When I was a little boy, little I know about videogame development, how much math and physics were involved in the process, how time consuming it was and much more.
When I grow up I understood developers not only needed a great idea to develop, but also two key factos that are shaping how development has changed in the last decade or so: money and time.
Back in the day when a release date was set and development was almost finished there were two options
- Complete the game in time and think about sequels/expansions with unused ideas
- Delay the game with adjustment or new content
Then this two-way diagram has been broke because online functionality, hard disk storage, DLC and tech in general helped developers to fix on the go issues and add content.

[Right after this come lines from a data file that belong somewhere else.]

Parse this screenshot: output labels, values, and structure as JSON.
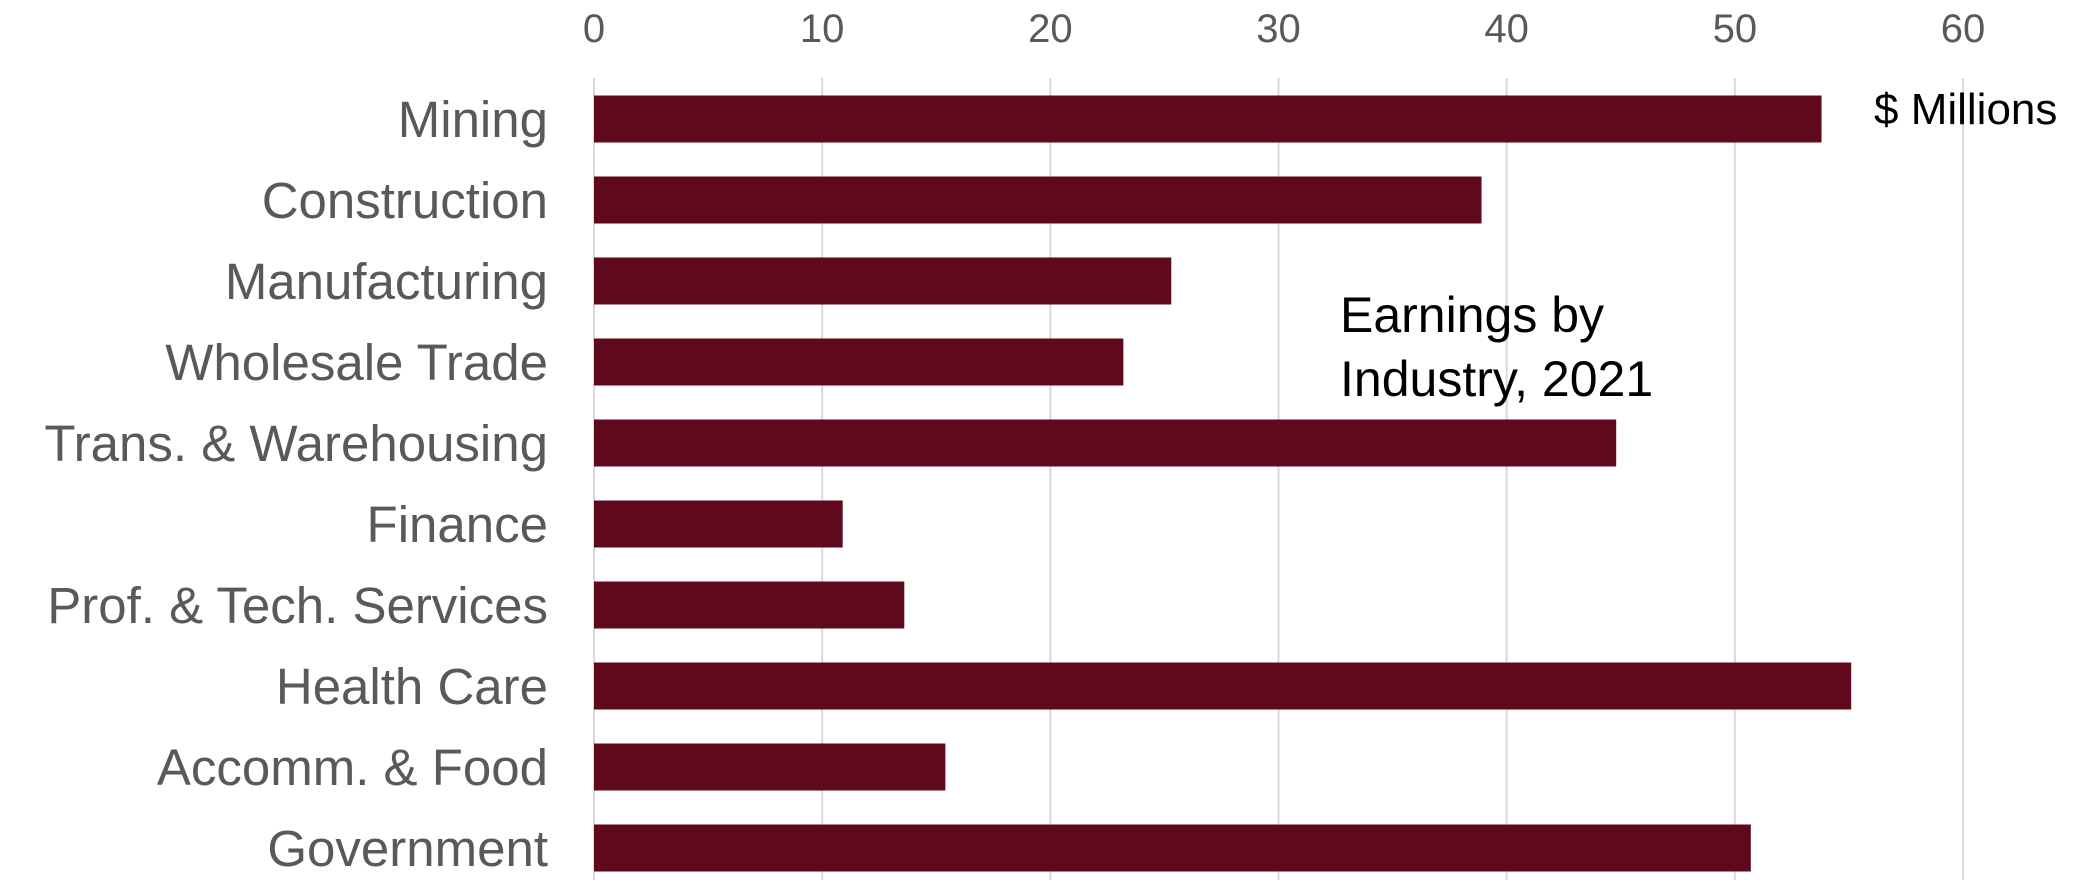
{
  "chart_data": {
    "type": "bar",
    "orientation": "horizontal",
    "categories": [
      "Mining",
      "Construction",
      "Manufacturing",
      "Wholesale Trade",
      "Trans. & Warehousing",
      "Finance",
      "Prof. & Tech. Services",
      "Health Care",
      "Accomm. & Food",
      "Government"
    ],
    "values": [
      53.8,
      38.9,
      25.3,
      23.2,
      44.8,
      10.9,
      13.6,
      55.1,
      15.4,
      50.7
    ],
    "xlim": [
      0,
      60
    ],
    "xticks": [
      0,
      10,
      20,
      30,
      40,
      50,
      60
    ],
    "xtick_labels": [
      "0",
      "10",
      "20",
      "30",
      "40",
      "50",
      "60"
    ],
    "x_axis_position": "top",
    "grid": true,
    "bar_color": "#5e0a1c",
    "annotations": [
      {
        "text": "Earnings by"
      },
      {
        "text": "Industry, 2021"
      }
    ],
    "unit_note": "$ Millions"
  }
}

The problem is that what came from this is not wrong or a strange demon, a well planned and developed DLC is awesome, a fix from a weird bug is clearly welcomed, but what really is clear to me is that the fear of failure has completely vanished. Developing a game is not tied to its release, there is a backdoor now, that can be used for money and fixing.
Gone are the days of deadlines, so developers can concentrate on other aspects and overlook certain mistakes. I am not saying every developer acts this way, and there are a lot of good examples, but we definetely live in a gaming era where problems can be fixed once a game hits retail, or digital stores even better.

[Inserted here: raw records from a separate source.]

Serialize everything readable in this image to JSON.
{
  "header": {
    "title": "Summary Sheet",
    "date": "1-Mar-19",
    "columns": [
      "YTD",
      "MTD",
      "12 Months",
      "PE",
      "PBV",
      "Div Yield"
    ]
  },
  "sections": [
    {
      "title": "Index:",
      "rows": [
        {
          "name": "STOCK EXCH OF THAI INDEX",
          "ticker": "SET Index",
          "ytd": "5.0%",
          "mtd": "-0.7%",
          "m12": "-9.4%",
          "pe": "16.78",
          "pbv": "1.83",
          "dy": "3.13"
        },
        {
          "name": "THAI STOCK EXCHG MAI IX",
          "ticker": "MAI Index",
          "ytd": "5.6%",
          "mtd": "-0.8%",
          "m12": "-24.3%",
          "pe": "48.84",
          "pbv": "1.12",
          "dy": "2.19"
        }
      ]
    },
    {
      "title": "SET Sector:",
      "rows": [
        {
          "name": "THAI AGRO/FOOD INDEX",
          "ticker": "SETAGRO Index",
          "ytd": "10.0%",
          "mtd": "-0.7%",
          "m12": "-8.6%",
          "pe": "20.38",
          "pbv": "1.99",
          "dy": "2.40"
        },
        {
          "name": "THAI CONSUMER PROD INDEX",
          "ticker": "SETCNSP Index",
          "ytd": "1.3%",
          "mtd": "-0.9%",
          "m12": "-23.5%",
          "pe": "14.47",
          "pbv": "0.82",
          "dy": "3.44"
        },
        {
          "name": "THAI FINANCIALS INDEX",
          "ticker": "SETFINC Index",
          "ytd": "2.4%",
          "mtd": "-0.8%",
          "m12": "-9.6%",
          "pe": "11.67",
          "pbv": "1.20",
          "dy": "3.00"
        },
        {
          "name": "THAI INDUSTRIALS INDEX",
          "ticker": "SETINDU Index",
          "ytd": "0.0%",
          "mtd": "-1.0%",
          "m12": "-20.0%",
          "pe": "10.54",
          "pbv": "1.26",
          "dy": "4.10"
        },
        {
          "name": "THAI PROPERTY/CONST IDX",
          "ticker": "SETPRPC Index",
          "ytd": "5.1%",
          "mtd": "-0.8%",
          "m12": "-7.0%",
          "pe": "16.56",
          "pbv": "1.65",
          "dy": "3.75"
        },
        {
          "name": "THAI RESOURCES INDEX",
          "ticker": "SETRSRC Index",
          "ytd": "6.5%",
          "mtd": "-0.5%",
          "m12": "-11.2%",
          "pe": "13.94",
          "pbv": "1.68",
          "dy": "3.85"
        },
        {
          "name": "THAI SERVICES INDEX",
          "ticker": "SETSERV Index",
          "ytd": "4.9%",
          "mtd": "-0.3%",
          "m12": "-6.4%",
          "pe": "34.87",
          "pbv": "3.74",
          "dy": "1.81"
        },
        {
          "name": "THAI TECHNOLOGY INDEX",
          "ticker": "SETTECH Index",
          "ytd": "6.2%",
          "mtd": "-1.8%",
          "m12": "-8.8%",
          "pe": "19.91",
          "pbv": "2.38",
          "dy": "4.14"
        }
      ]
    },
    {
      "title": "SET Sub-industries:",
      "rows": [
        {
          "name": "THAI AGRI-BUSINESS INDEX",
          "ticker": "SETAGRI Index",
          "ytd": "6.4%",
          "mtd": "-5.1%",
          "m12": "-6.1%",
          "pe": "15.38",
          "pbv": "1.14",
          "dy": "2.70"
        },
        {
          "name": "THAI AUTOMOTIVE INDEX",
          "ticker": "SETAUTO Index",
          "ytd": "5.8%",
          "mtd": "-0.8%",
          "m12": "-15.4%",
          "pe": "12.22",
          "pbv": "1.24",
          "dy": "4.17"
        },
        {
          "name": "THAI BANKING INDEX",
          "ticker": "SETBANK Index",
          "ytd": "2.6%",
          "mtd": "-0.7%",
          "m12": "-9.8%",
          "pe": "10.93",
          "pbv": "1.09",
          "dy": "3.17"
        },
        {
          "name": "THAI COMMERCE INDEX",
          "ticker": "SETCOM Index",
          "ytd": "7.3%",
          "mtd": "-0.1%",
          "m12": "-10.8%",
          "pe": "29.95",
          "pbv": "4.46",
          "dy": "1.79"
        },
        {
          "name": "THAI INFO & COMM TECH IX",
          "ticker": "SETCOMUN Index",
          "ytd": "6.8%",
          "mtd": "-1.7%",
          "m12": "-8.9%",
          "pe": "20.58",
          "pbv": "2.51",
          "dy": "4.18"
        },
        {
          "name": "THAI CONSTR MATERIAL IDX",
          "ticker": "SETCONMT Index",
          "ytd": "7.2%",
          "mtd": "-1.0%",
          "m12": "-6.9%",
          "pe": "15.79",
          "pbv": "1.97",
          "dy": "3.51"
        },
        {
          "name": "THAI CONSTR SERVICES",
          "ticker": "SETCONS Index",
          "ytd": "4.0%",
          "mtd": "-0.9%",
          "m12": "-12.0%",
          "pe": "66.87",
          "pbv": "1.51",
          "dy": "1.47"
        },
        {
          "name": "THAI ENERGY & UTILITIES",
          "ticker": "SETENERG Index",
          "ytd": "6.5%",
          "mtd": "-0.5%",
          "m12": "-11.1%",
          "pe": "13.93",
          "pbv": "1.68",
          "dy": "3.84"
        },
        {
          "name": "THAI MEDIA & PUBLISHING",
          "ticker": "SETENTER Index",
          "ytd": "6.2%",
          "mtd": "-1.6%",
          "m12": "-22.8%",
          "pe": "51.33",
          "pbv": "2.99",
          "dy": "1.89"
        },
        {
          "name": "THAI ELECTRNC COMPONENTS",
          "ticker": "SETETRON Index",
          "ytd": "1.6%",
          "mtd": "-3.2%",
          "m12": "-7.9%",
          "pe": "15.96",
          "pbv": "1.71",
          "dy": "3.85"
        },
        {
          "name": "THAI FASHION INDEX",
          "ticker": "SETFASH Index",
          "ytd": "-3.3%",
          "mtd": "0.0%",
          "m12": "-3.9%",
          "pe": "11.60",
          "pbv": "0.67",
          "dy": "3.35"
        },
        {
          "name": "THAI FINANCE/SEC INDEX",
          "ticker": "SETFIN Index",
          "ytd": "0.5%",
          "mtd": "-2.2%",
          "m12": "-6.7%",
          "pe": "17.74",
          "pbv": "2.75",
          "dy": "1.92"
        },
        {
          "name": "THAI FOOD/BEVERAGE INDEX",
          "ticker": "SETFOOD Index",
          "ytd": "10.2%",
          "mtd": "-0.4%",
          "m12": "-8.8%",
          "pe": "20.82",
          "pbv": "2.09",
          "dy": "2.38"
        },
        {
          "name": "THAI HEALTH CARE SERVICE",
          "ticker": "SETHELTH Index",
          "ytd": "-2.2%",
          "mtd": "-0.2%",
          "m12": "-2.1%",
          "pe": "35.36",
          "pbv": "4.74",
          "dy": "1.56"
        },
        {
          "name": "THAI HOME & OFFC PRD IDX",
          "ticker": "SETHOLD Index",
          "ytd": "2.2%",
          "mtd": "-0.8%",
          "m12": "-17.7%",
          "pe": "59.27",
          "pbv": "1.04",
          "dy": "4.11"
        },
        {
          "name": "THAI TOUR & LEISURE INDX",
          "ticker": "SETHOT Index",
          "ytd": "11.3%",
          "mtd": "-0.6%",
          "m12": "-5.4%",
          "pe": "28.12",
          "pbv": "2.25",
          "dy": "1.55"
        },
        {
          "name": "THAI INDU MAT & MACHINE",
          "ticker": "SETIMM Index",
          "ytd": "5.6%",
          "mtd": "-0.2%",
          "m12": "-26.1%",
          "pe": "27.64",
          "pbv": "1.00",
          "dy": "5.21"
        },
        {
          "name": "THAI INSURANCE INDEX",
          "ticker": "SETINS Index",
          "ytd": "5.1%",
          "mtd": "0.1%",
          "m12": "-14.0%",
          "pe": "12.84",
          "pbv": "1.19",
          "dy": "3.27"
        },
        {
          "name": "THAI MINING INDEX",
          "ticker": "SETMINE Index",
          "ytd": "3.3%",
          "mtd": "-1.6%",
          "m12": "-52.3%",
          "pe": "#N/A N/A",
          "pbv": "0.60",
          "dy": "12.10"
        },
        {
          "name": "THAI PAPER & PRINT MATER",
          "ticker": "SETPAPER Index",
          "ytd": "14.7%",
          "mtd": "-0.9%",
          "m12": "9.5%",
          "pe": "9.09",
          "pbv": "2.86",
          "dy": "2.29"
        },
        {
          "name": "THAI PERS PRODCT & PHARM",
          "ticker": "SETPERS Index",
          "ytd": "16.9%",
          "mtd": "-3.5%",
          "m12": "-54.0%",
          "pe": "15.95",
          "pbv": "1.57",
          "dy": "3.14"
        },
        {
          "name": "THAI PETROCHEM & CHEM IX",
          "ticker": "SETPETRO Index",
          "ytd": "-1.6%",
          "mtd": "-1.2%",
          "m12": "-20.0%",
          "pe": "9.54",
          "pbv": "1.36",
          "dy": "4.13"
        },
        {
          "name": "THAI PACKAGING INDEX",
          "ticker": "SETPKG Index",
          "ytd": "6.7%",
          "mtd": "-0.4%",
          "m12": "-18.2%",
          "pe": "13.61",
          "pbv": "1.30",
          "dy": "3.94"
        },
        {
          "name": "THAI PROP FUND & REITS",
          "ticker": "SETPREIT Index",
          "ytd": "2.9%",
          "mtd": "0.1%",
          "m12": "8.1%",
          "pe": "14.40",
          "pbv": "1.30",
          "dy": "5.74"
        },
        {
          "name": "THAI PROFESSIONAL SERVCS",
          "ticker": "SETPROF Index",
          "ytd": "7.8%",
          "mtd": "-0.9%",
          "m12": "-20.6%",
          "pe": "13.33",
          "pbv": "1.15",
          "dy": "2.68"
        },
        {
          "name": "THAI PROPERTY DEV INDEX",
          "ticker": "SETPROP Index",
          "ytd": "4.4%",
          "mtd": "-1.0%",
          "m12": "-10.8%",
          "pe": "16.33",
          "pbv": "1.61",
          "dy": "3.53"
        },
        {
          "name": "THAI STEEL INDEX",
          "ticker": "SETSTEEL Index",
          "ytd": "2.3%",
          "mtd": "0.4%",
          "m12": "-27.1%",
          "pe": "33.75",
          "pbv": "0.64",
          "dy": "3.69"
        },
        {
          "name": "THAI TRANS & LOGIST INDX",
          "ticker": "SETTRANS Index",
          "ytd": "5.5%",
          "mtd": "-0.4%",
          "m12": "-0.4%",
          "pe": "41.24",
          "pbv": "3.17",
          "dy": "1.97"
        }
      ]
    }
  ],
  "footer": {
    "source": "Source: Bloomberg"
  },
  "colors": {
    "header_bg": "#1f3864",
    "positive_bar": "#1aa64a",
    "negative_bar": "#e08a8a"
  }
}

This vanishing fear of failure had an impact on budget and contents, since when a game is well received, an incredible amount of fear is triggered so to invest money in sequels and added content instead of new idea, where the amount of failure is higher.
Stress is a good thing when controlled, it makes you think, it makes you smarter, when a developing environment is not challenging enough, it really may happen so just relax and when a different challenge approaches the stakes are simply too high.